The two-family building at 592 Washington Ave. has long been a troubled property for the city of Portland.

It appears on an internal city list of properties with so many violations or life safety issues that the city will not send General Assistance recipients there. Last May, a police SWAT team converged on the house, which is surrounded by a chain-link fence and has a sign reading “private property, no trespassing,” and arrested a resident on a charge of aggravated trafficking of crack cocaine.

And it recently became one of the first Portland apartment buildings to be upgraded in response to a new enforcement crackdown by the city’s Fire Department and legal office.

On July 17, a city inspector went to 592 Washington Ave. to follow up on a complaint about trash on the property.

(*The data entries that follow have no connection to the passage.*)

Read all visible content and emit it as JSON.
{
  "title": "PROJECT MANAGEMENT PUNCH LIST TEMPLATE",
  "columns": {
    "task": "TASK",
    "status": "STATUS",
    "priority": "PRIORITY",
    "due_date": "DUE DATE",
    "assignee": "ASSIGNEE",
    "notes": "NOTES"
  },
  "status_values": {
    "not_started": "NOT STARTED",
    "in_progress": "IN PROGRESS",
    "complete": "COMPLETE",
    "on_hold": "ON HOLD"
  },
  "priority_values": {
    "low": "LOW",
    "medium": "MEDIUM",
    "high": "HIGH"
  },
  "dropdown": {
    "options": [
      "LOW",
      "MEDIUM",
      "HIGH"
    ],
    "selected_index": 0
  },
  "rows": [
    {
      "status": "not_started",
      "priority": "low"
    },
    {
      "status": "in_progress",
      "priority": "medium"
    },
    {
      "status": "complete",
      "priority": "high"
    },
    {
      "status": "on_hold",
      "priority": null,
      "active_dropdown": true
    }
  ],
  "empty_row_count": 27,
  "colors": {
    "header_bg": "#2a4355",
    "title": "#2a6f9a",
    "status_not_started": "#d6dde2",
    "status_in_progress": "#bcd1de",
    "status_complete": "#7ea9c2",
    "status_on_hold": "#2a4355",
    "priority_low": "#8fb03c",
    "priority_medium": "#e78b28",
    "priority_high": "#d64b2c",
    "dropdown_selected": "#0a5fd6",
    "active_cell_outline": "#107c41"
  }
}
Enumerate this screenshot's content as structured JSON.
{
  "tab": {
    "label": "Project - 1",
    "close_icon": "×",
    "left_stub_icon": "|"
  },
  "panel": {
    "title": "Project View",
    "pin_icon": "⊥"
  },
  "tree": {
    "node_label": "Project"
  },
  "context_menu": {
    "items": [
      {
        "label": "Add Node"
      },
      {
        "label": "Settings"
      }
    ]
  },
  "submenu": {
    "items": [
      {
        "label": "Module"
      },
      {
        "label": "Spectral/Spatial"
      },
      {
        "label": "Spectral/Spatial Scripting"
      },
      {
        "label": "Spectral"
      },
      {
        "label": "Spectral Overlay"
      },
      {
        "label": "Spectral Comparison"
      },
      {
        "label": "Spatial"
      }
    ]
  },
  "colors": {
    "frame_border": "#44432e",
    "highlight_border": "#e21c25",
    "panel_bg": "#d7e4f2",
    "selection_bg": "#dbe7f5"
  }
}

He found a cockroach infestation throughout the building, excess trash, plastic bags and debris. He also found safety violations, including unfinished and loose lighting fixtures, exposed wires throughout the property, smoke detectors either not in place or missing batteries, and blocked exits. And on top of that, he determined there was an illegal unit in the two-family building.

That same day, the city mailed and hand-delivered a notice to the property owner and posted the building against occupancy.

But the city took an additional step under the new enforcement regime. A captain in the city’s fire prevention bureau issued a summons for the owner, Isley Lamour, to appear less than a month later in District Court to answer charges on three fire-safety violations.

Lamour could not be reached for comment.

However, the threat of a pending court date prompted Lamour to work with the city to fix most of the violations, according to Adam Lee, associate corporation counsel with the city.

“We are finding that in order to comply with code and avoid the court process, people are quickly establishing a plan of action with the Fire Department,” Lee said.

According to Lee, a follow-up inspection on July 24 found some progress, but not enough to allow residents to return. As of July 27, smoke detectors were in place, although not interconnected, and trash had been cleared away. The city then allowed tenants to return.

The case remained on the city’s court docket until all violations were fixed. On Sept. 14, the case was dismissed.

“At long last, the life safety violations have been corrected,” Lee told the judge.